The organization, Students building Awareness through Volunteer Experience, began this fall as a simple suggestion between the two honor students and blossomed into a 65-member machine throughout the course of the year.
“It’s really refreshing to see such great initiative in our residents,” said Girish Ballolla, Middlebrook Hall coordinator. “The program provides an opportunity for students to get out into the community and help.”
With extensive backgrounds in community service stretching back to high school, Zuber and Smith said they felt the University lacked a system that worked with the students’ time constraints.
Smith, a sophomore majoring in Spanish and Latin American studies, knows of time constraints first hand. She’s juggled community service, a job at Coffman Union and a position on the hall council since freshman year.
Her experience with an honors community service program left her yearning for an alternative.
“It wasn’t convenient for me to give an hour of my time every week when nothing was getting accomplished,” Smith said.

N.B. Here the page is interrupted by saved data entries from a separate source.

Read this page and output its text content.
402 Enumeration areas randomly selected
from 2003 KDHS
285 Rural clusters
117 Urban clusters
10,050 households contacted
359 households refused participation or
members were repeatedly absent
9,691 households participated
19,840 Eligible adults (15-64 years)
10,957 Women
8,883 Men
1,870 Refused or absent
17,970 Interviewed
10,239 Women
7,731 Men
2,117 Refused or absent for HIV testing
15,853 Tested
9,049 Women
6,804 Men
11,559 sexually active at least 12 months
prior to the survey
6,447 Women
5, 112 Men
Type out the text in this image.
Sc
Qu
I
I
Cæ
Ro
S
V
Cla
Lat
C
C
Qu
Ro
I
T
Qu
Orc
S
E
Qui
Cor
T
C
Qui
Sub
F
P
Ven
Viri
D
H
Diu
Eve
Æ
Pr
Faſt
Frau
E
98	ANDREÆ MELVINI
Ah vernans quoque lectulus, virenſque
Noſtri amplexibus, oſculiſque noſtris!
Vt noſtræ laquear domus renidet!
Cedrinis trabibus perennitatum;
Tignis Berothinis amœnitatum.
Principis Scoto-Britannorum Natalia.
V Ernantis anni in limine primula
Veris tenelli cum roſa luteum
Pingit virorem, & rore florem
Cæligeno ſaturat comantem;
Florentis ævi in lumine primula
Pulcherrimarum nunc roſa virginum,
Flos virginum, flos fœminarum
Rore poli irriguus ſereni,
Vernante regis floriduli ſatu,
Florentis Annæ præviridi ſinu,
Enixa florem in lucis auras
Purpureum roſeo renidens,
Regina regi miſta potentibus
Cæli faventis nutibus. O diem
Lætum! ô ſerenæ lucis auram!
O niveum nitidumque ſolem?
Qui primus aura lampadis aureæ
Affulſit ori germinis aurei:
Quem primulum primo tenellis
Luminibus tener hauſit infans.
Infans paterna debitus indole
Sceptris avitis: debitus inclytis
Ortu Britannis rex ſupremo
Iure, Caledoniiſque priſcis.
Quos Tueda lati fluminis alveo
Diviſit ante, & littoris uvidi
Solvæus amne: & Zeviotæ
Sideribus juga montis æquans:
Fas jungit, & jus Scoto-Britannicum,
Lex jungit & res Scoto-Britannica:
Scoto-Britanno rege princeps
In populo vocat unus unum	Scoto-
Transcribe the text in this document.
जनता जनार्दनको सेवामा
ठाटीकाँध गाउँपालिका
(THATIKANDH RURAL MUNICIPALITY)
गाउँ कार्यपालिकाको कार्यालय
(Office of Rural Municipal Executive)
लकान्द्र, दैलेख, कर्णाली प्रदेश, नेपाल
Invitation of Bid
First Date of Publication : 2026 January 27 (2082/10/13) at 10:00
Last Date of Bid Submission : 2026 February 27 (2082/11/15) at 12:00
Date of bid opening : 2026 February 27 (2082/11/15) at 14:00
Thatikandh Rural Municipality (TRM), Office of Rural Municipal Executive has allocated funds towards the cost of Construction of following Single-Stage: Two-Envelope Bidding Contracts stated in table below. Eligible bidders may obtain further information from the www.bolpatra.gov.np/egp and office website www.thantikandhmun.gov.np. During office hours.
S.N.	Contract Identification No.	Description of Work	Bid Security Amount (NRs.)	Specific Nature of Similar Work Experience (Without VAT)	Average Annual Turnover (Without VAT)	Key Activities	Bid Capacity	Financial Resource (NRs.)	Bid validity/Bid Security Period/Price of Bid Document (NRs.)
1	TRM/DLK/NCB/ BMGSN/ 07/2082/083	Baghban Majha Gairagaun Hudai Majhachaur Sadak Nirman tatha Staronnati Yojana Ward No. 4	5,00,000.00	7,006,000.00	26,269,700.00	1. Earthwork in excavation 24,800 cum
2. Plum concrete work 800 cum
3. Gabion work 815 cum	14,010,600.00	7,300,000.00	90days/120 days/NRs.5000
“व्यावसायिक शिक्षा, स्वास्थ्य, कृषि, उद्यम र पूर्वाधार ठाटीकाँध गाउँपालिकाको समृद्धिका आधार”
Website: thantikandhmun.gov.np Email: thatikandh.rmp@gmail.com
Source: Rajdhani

The two philanthropic students also felt they could do something for Middlebrook Hall.
“We have programs galore, but nothing providing community service. There was a big gap,” said Zuber, who is a sophomore majoring in international relations and Spanish. “It seems in Middlebrook people are willing to help if you can motivate them.”
So they set about to begin what they believed would be a small community service program.
“We just thought our friends would join,” Zuber said. “We were hoping for 15 people to sign up.”
After the sign-up sheets had been collected, the roommates had an entourage of 65 eager student volunteers.
“It makes me feel like people really do care,” said Smith. “They realize they could be working for those couple of hours, or studying or going out.”
The student experience stems from a quest for diversity. The founders said their organization began with the hope of offering diversity and different opportunities.
“It really changes people when they get to go out and experience diversity,” Zuber said.
KIDS First Program is an organization that’s benefited enormously from Zuber and Smith’s experience. This transitional housing endeavor helps families living in temporary shelters adjust to permanent housing.
“The students allow us to keep the kids program running because we are basically volunteer-run,” said Kristin Livdahl, program director for Simpson Housing Services, which runs KIDS First.
Besides working on projects with the housing services, the student organization regularly volunteers its services to Toys for Tots, People Serving People and other various charities. In addition to this work, they also do special one-time projects.
The experience shows benefits on both sides.
“SAVE really helps me to understand the situation of others who are less fortunate than me,” said Miranda Ellefson, a freshman in the Carlson School of Management and an avid volunteer who works a lot with children.
“They have such an incredible need for love,” she said. “Sometimes all they need is a hug.”